Describe your life prior to diagnosis:
I never had any idea that I had celiac disease. I would get really sick eating and drinking certain foods, but I never really thought anything of it. All of my doctors and I were very surprised by my diagnosis.
How did you come to know (or suspect) that you have celiac disease?
I had severe pain in my abdomen and started experiencing other symptoms, including migraines, and knew that something wasn’t right.
How long did it take for you to get diagnosed since your first symptoms and what (if any) challenges did you face along the way?
It took six months from the onset of my most severe symptoms to get a diagnosis.
My primary care physician sent me in for an MRI, and then nothing was done. I ended up in the hospital two months later, where the emergency doctor did not take any of my symptoms or concerns seriously and I was again sent home with no answers. I went back to my primary doctor and she referred me to a gastroenterologist, and I finally got answers after blood work and an endoscopy.
Do you believe anything could have sped up your diagnosis?

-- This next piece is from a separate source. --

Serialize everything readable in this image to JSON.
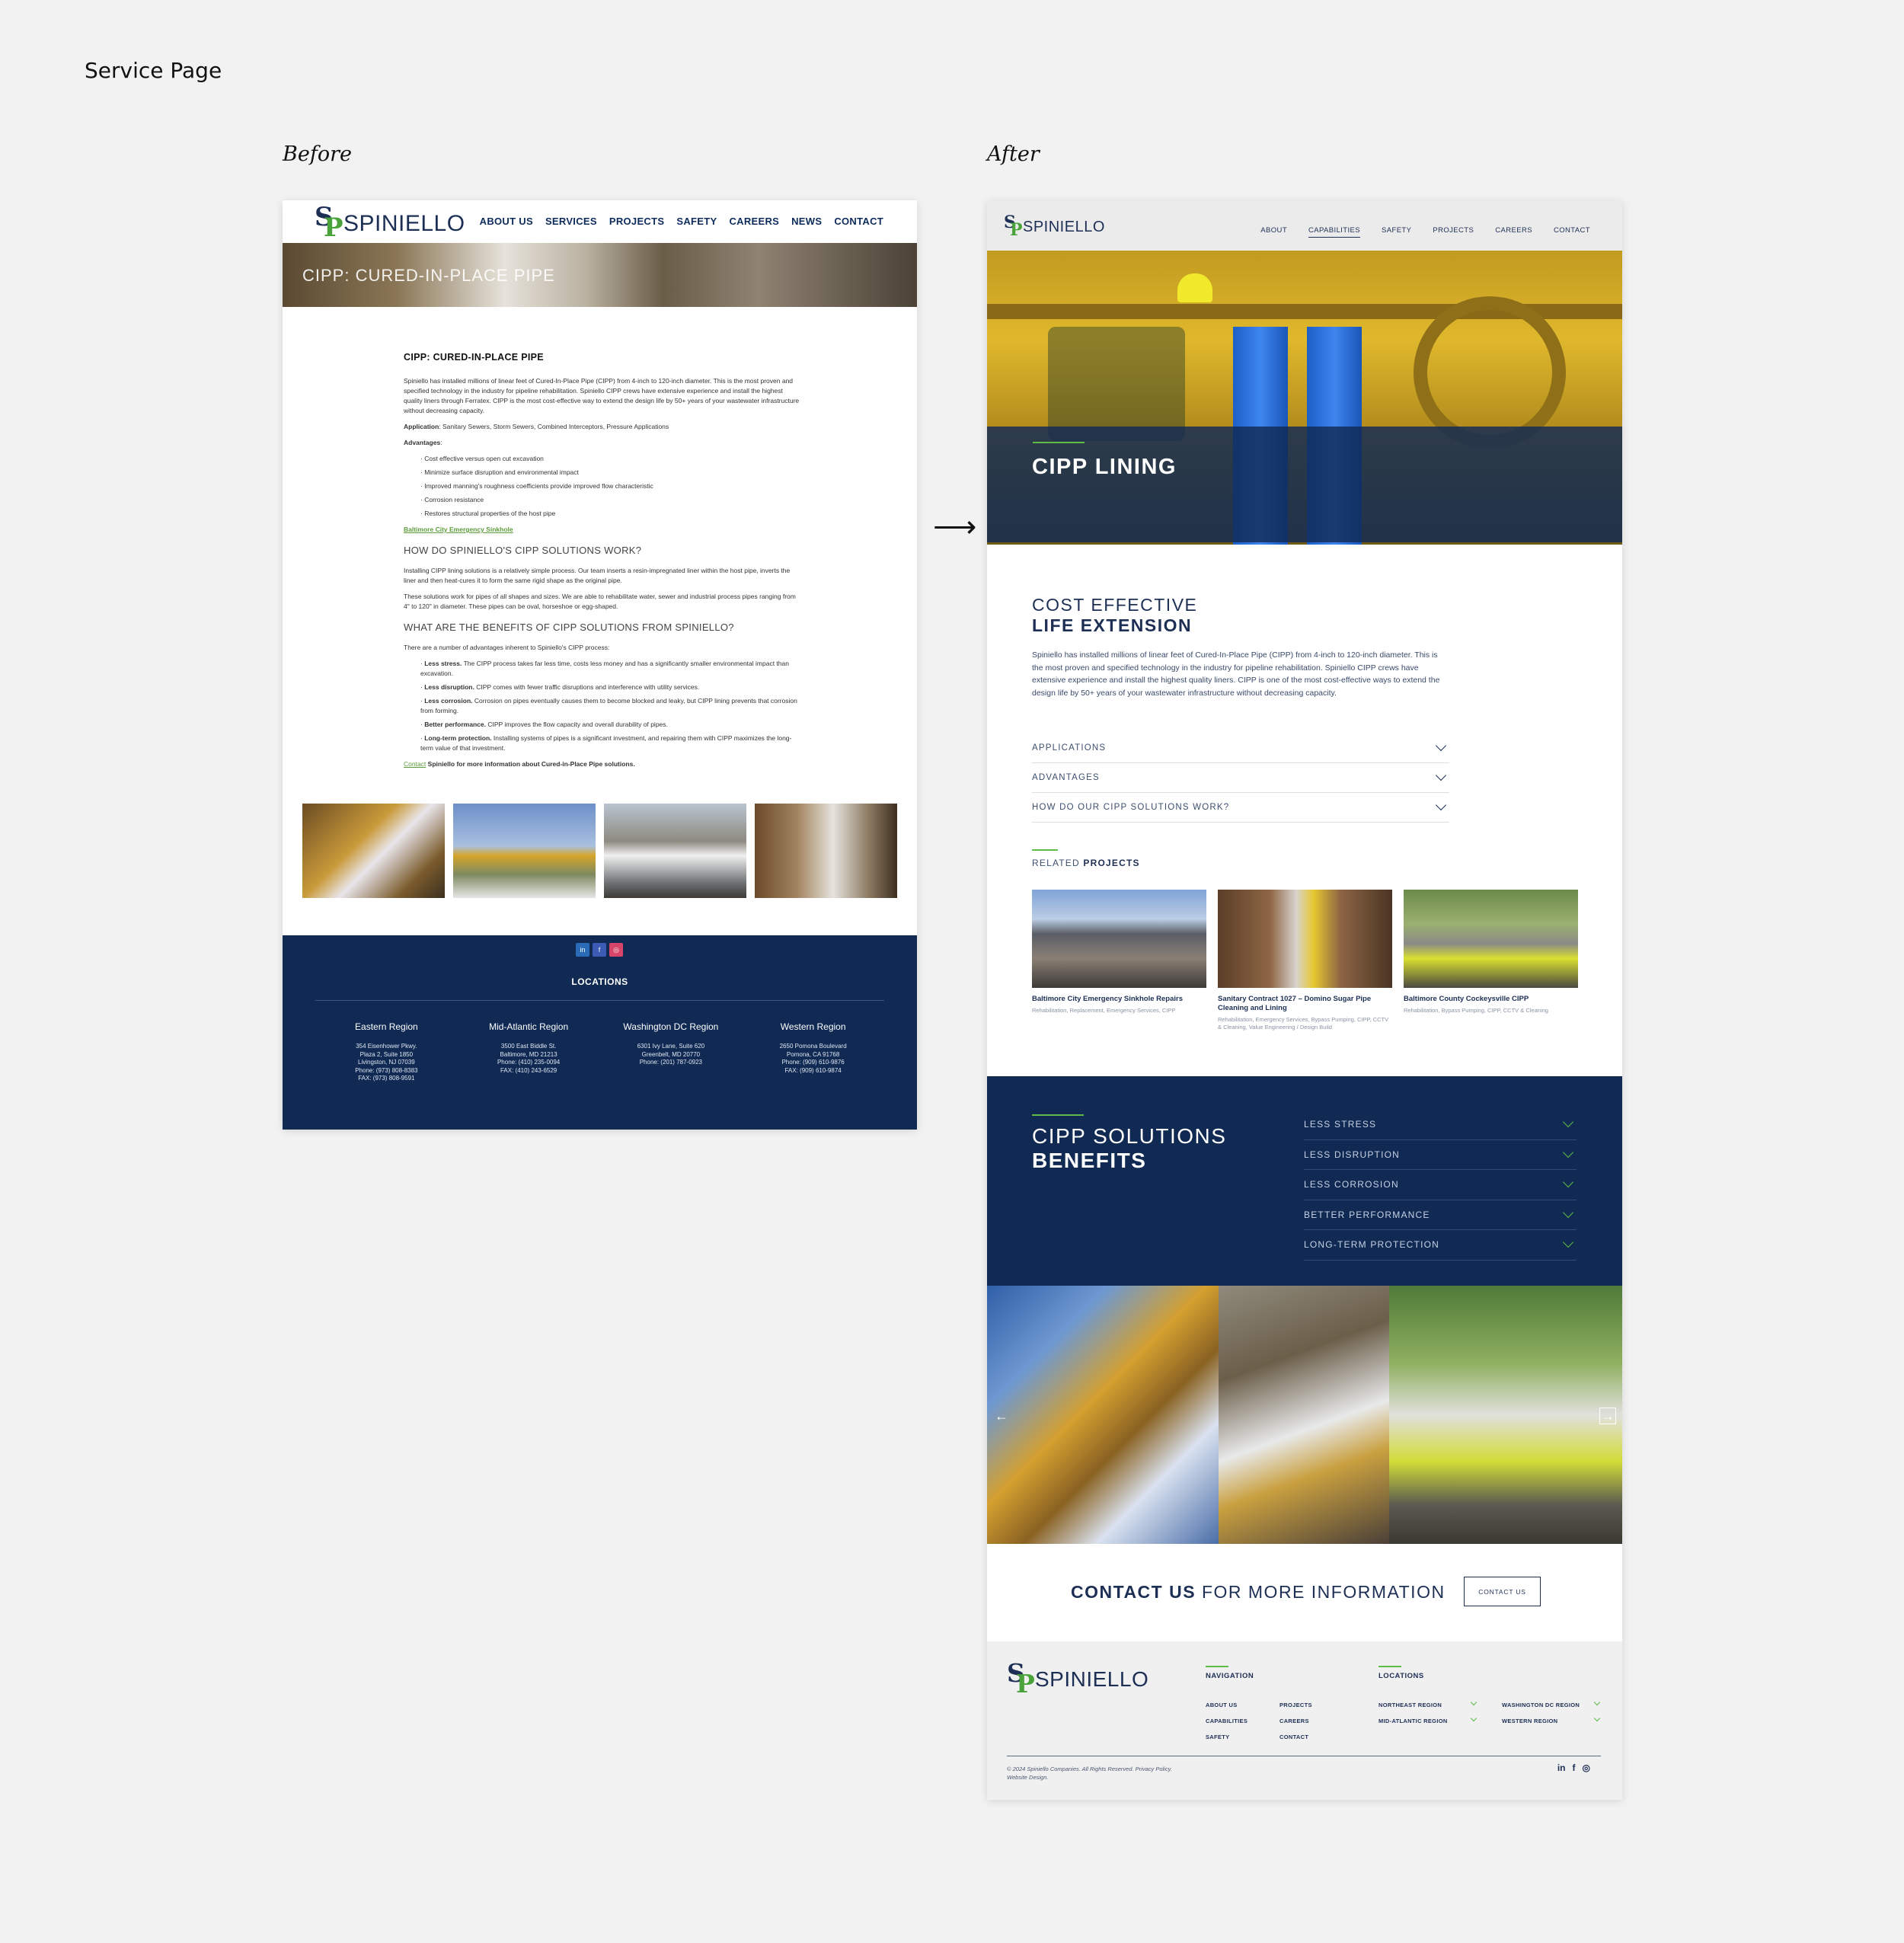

If so, please explain:
I believe that if I had been taken more seriously at the beginning of my symptoms’ onset I would have had an answer much earlier.
Describe your experience with living with celiac disease:
It has been a rough transition, and I am still trying to navigate the waters. I was diagnosed two years ago and I am still discovering foods and products that I never would have guessed have gluten in them.
Is there anything else you’d like to add to your story?
Being on a gluten-free diet has helped my health tremendously, I just wish there wasn’t such a stigma behind it. A lot of the time I feel judged and like I am a burden, especially at restaurants. I just want to make sure what I’m eating won’t make me sick, but unless you say it’s an allergy no one takes you very seriously.